Great question -
You raise many issues -
The first is the concept of "VBAC" or vaginal birth after C-section. While the debate has gone back and forth most obstetricians and nurse midwives would agree that patients who have delivered by c-section previously are much more likely to have a c-section again.
The reason this should be a consideration in your planning is that you correctly surmise that some distortion, change in shape or trauma to the labia can happen during childbirth.
However, it is important to recognize that over 75% of women getting a labiaplasty have it before they are done having children.
The decision is yours and your doctor's - you need to assess your concerns and the benefit you may have by pursuing the procedure now vs. the risk that you may need additional surgery after additional children (most practioners would ascribe a small risk to that possibility.)
I hope this helps.
If you have only notice the change in your labia since pregnancy and childbirth then I would suggest waiting.
Most patients who have a labioplasty procedure have not had children. It is possible that blood engorgement in the area during pregnancy has caused the changes you are noticing and for that reason best to wait until you have your second child.
There is no definitive answer to your question, but here are various thoughts/facts that may have an impact on your decsion:
- In a recent survey, about 2/3 of the patients undergoing labiaplasty had not yet had children.
- To some degree, it depends on the amount of discomfort you are experiencing and the timing of planning your next child.

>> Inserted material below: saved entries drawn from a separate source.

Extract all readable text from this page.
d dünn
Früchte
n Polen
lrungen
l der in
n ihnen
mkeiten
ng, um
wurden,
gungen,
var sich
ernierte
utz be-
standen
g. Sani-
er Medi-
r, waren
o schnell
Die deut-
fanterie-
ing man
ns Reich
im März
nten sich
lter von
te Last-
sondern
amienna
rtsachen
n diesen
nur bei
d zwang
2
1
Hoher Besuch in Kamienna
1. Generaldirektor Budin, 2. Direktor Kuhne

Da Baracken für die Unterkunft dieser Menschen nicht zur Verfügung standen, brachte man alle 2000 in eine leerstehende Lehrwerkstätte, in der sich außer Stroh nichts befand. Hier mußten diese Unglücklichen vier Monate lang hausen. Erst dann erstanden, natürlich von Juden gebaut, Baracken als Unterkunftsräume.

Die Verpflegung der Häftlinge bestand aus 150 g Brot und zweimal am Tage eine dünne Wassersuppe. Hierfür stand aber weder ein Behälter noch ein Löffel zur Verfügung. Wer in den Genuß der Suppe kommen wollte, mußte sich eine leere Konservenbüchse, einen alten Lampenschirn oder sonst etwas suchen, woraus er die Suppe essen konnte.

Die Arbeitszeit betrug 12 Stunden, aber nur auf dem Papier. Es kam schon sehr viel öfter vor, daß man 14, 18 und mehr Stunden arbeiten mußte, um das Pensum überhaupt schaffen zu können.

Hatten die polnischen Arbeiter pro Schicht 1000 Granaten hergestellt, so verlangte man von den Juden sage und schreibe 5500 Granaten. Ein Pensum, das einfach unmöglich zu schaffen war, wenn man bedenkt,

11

- Labiaplasty does not ensure that your pain will be relieved but only that the labia will be reduced.
- Also take into consideration, that in the same survey above, we discovered that although we advised paitents to refrain from intercourse for 6 weeks after the procedure, most of our patients did not feel comfortable until 8 weeks.
- Traumatic vaginal deliveries may result in labial injury, and I have had occasion to repair this on several occasions. This may mean that if you deliver vaginally (VBAC) you could sustain additional injuries to the labial reduction.
From your description, I don't quite understand how the pregnancy caused problems with the vagina. There are several potential explanations, such as uterine prolapse. I would seek the advice of your gynecologist regarding the change in your sex life. In this case, I would not advise vaginoplasty until completion of child birth. On the other hand, preganancy may contribute to enlargement of the labia; if this is the cause of your discomfort, perhaps you will experience relief from labiaplasty.
I hope this helps!
I do not see an advantage to waiting until after further childbirth for your labiaplasty, especially since you had a c-section performed and will most likely have the same done with future children. Good luck!
Generally speaking, I advise patients to wait until after having children before having labiaplasty. This is because pregnancy and childbirth can cause changes to your genital area which may reverse the effects of your labiaplasty, if it were to be performed beforehand. However, because you mention that you delivered by c-section, then it may not be an issue for you.
Timing of labiaplasty - before or after children?
There is no good reason to wait until after having children. Having children/vaginal delivery will not damage the results of your labiaplasty, there is no deleterious effect.
Although you could go ahead with the labiaplasty now, I personally encourage labiaplasty patients to wait until they do not plan to have more children. Often women will be encouraged to go through with a vaginal birth if they have already had a C-section. In this case, stretching of the labia is highly likely. I’d suggest waiting and having one procedure once you’re finished having kids..
Labiaplasty can be performed at anytime and does not need to be timed with childbirth. Since you are having discomfort due to your enlarged labia, you should consider having the procedure soon.
When to have a Labiaplasty
When to have a labiaplasty is when you first notice that there is a problem. The operation is very simple and consist of trimming off the elongated portion of the labia. The operation takes less than 15 minutes and heals in about three weeks. Labiaplasty is performed under local or I.V. sedation. Cost is about $2500.
Your answer regarding when to have labia reduction is the same as so many issues we treat in Plastic Surgery. The time to have your treatment is when you are aware that your displeasure is constant and persistant. There is no medical reason to wait until after childbearing years, especially when you have already had a C section.